No, he didn’t leave her. It wasn’t like that. He’d just run and he thought maybe she was running with him. The fear had gotten the best of him. He knew part of that was true and part of it was a dirty lie, but it went down easier that way because cowardice was something he despised in other people and could not tolerate in himself. That’s why it was better not to think about it, to shove it aside where he didn’t have to look at it or think about it or consider the kind of person he truly was now that his black roots were showing.

The thing was to think about how to get out of this.

He breathed in and out deeply until he calmed. He often used breathing exercises before a big game when his nerves were a little on edge. Coach had taught him that. God, he wished Coach were here now. Like Ramona, he would know what to do.

“Just stop being a pussy,” he whispered there in the darkness.

Yeah, that was the thing.
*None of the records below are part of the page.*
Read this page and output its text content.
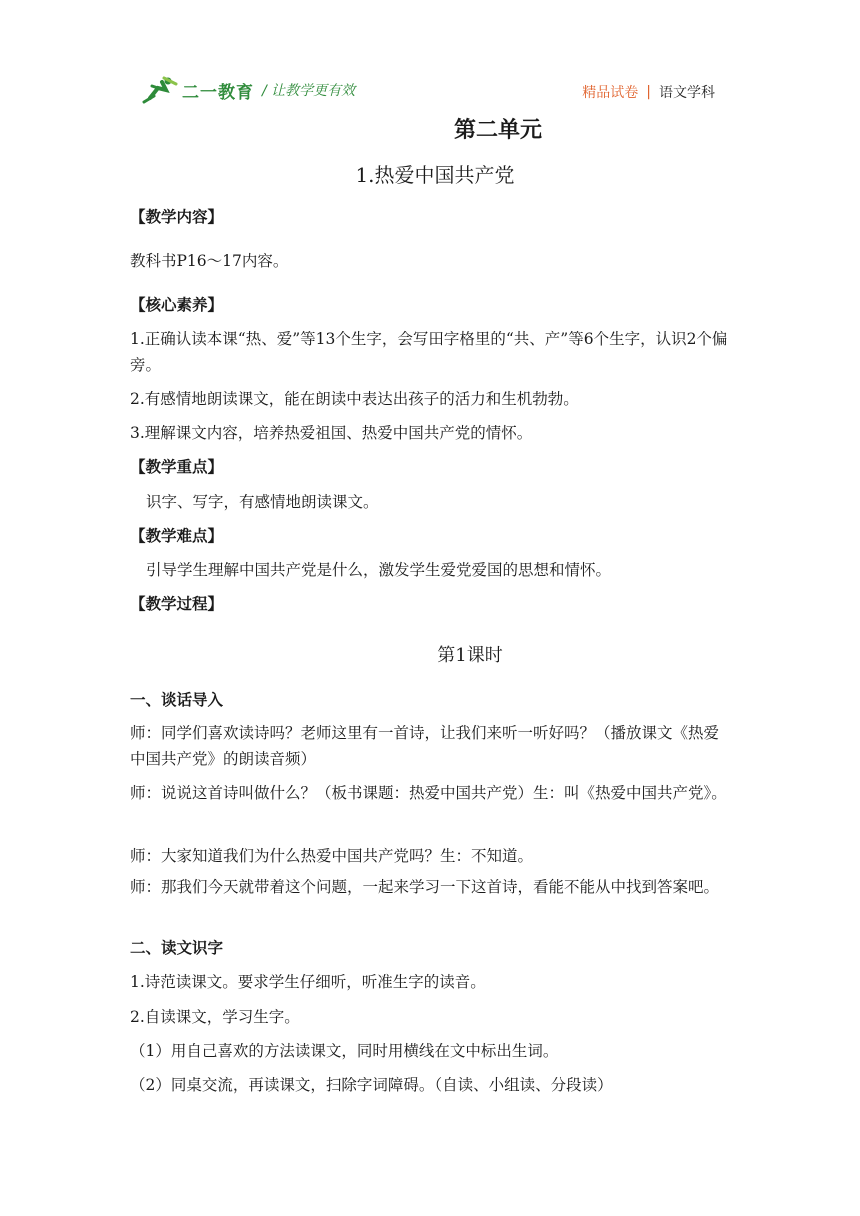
二一教育 / 让教学更有效	精品试卷 | 语文学科
第二单元
1.热爱中国共产党
【教学内容】
教科书P16～17内容。
【核心素养】
1.正确认读本课“热、爱”等13个生字，会写田字格里的“共、产”等6个生字，认识2个偏旁。
2.有感情地朗读课文，能在朗读中表达出孩子的活力和生机勃勃。
3.理解课文内容，培养热爱祖国、热爱中国共产党的情怀。
【教学重点】
识字、写字，有感情地朗读课文。
【教学难点】
引导学生理解中国共产党是什么，激发学生爱党爱国的思想和情怀。
【教学过程】
第1课时
一、谈话导入
师：同学们喜欢读诗吗？老师这里有一首诗，让我们来听一听好吗？（播放课文《热爱中国共产党》的朗读音频）
师：说说这首诗叫做什么？（板书课题：热爱中国共产党）生：叫《热爱中国共产党》。
师：大家知道我们为什么热爱中国共产党吗？生：不知道。
师：那我们今天就带着这个问题，一起来学习一下这首诗，看能不能从中找到答案吧。
二、读文识字
1.诗范读课文。要求学生仔细听，听准生字的读音。
2.自读课文，学习生字。
（1）用自己喜欢的方法读课文，同时用横线在文中标出生词。
（2）同桌交流，再读课文，扫除字词障碍。（自读、小组读、分段读）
On the good side, he hadn’t really run anyone down, just some kind of dummy that looked like a man but wasn’t really a man, maybe a robot or some kind of big windup toy. The idea of that made him want to giggle, but he was afraid to giggle. He had the most awful feeling that once he started he would not be able to stop.

Regardless, it hadn’t been a man he had hit… just a thing.

And there were more than one of them in this damn town so he had to be careful. The way he saw it, there were really only a couple things he could do. He either backtracked—if such a thing was even possible by this point—and found the others or he tried to find the van. Other than that, he could knock on some doors and try to find some help.

Or keys. If I can find some keys and a car, I’ll fucking steal it.

Either way, he wasn’t going to accomplish anything sitting here shaking in his shoes.